The day after we arrived, we split teams and sent a forward party to our team house in Samarra, while the rest of us, myself included, stayed behind at Forward Operating Base Balad. I’ll tell stories about that hell hole some other time. Our forward party was welcomed promptly by incoming Katyusha rockets. Fortunately, none of them were accurate enough to cause any damage… except the one that landed right between where our vehicles were parked and the entrance to the compound as our guys were offloading equipment from the vehicles.
Thanks only to what must have been a miracle, the rocket did not detonate. Instead, it stuck in the asphalt like a damned lawn dart. Someone has pictures somewhere, I promise. One of my teammates was even feeling froggy enough to throw rocks at it from behind a t-barrier while they waited for Explosive Ordnance Disposal to arrive. Being trained in unexploded ordnance, I would have advised strongly against that, but I wasn’t there yet. But the thought probably would have passed my mind. Hell, I would have been throwing rocks too. Anyway, bottom line: Samarra was a hot spot when we arrived. Prime hunting territory.

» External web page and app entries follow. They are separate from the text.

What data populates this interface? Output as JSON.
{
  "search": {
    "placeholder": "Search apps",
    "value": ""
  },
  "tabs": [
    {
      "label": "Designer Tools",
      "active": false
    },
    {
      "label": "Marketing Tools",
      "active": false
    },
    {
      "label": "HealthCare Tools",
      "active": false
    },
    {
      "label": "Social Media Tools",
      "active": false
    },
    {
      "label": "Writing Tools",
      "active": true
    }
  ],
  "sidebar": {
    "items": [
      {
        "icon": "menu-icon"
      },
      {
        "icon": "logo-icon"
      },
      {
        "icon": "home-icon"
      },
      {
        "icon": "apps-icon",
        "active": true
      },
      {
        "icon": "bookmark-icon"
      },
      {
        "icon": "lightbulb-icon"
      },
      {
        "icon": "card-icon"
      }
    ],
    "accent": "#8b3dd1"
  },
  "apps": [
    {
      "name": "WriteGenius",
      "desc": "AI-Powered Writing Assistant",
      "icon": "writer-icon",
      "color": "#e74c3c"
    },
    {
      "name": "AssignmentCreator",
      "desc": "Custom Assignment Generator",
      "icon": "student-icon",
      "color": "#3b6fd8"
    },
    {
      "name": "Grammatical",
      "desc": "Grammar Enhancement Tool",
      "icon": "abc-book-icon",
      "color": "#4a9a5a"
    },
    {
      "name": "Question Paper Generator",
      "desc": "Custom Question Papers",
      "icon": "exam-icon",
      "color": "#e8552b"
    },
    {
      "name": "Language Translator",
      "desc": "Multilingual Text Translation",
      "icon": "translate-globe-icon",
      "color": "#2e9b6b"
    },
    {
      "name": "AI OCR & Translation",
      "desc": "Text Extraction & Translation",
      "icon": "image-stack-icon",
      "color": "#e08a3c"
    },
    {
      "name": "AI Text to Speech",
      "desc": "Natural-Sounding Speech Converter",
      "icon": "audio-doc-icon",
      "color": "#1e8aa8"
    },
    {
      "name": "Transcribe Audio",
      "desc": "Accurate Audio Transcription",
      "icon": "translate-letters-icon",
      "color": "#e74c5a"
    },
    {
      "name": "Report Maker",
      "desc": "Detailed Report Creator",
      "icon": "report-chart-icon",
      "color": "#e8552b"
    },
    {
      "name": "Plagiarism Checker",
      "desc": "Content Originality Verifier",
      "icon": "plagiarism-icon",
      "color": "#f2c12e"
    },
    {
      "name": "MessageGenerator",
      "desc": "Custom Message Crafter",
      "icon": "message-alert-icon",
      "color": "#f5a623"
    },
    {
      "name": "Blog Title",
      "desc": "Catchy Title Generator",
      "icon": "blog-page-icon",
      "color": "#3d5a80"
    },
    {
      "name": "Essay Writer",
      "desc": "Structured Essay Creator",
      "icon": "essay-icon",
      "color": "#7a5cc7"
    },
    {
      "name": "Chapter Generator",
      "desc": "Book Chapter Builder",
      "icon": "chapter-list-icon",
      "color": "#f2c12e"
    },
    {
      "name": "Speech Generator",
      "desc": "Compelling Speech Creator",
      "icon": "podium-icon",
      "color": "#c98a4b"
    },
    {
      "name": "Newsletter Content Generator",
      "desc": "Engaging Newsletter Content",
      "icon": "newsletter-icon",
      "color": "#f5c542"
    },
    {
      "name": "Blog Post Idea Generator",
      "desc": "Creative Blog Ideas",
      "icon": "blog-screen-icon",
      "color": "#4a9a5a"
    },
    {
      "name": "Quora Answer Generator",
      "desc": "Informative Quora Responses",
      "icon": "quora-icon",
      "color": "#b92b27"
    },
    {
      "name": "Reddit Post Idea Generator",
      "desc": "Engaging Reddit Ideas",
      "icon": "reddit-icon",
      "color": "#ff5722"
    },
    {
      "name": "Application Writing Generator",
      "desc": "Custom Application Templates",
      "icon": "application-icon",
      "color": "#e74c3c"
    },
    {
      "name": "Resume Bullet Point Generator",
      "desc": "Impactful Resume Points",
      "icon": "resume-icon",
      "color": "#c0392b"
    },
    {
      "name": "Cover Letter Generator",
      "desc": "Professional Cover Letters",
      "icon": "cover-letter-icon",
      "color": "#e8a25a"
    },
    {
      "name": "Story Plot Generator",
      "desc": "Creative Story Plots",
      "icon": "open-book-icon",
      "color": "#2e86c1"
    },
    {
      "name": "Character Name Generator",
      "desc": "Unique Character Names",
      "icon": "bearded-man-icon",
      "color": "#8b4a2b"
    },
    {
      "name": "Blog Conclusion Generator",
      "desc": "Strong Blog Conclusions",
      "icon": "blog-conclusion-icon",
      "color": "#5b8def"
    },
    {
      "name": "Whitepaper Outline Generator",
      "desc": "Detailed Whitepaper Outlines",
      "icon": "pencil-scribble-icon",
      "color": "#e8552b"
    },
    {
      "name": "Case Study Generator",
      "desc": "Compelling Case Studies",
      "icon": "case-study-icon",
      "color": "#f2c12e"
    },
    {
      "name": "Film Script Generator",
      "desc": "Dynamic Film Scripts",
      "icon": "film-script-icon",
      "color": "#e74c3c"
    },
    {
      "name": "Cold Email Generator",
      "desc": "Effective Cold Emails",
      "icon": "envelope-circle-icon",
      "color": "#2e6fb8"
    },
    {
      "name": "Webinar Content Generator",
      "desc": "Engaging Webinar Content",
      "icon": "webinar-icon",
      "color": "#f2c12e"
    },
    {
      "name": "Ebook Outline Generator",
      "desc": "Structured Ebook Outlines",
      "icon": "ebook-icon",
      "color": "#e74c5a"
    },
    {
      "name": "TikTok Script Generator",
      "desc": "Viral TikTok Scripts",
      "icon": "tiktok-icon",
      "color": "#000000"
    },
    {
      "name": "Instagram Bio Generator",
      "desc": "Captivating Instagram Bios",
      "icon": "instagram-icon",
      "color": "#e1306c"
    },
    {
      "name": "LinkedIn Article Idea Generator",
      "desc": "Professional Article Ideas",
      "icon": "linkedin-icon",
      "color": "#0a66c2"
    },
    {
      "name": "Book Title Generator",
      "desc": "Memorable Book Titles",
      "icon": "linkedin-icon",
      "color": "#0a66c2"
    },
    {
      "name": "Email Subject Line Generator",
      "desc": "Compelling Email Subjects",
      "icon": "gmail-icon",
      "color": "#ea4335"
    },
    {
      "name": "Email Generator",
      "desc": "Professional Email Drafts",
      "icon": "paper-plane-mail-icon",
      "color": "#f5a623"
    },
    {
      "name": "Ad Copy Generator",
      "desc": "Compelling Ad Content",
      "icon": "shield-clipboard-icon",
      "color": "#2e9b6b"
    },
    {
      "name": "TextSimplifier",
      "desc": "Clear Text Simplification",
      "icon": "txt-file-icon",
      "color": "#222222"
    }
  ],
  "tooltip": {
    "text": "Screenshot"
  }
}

After about three days of wasting away at the FOB, the rest of us got our asses and gear prepared for the movement up to Samarra. After hearing about the welcome gift sent to our forward party, the “pucker factor” increased immediately. I ended up assigned to the turret on the rear truck. In all, it was about a five vehicle convoy: one Light Medium Tactical Vehicle loaded down with our gear, four High Mobility Multipurpose Wheeled Vehicles (HMMWV, aka Humvee), and our entire team plus four guys from the 10th Special Forces Group team we were replacing. Icing on the cake: we were driving at night with very little illumination to speak of.
This was the first trip to the sandbox for everyone on my team. All of my seniors had multiple trips to Thailand, Philippines and the Pacific theater, but not Iraq or Afghanistan. I had just turned 22, so my experience beyond high school, Basic Training, Airborne School, and the Special Forces Qualification Course (SFQC or the Q Course) was limited to a short Korea trip, and a good number of schools. The fear of the unknown was palpable. We finally loaded up and moved out.
All I can really remember from that first convoy was about 75 minutes of scanning every little bump, nook and cranny within my field of view. While scanning, I was simultaneously shivering my ass off (Iraq is cold in January, dammit) and praying that no vehicle would try to come up on our rear. I really didn’t have a strong desire to start throwing .50 caliber rounds into vehicles, but it was always a mental flow drill that was present in my mind. As often as I mentally flowed through the actions I would need to take if a vehicle did approach, I was also going through the actions for when the damn weapon jammed, which I had seen happen all too often during our trip to the National Training Center in California. For additional fun, as the rear gunner, I was basically driving backwards the whole trip. If you’ve ever been on a backwards roller coaster, you should have an idea of the unique sort of fun that can only come from not knowing what is coming up behind you at 65 miles per hour.
We eventually arrived in Samarra without incident. No cool guy story here, just a freaked out young NCO manning the rear gun on a convoy in a foreign land filled with potential threats. For the next eight months, life was living minute to minute, day to day. Constantly searching for ways to stay busy and then conversely, looking for moments of down time and taking your mind off the fact that you’re half a world away from your family, in a city with a healthy cross-section of people who want you dead.
As the Chinese proverb/curse goes, “May you live in interesting times.”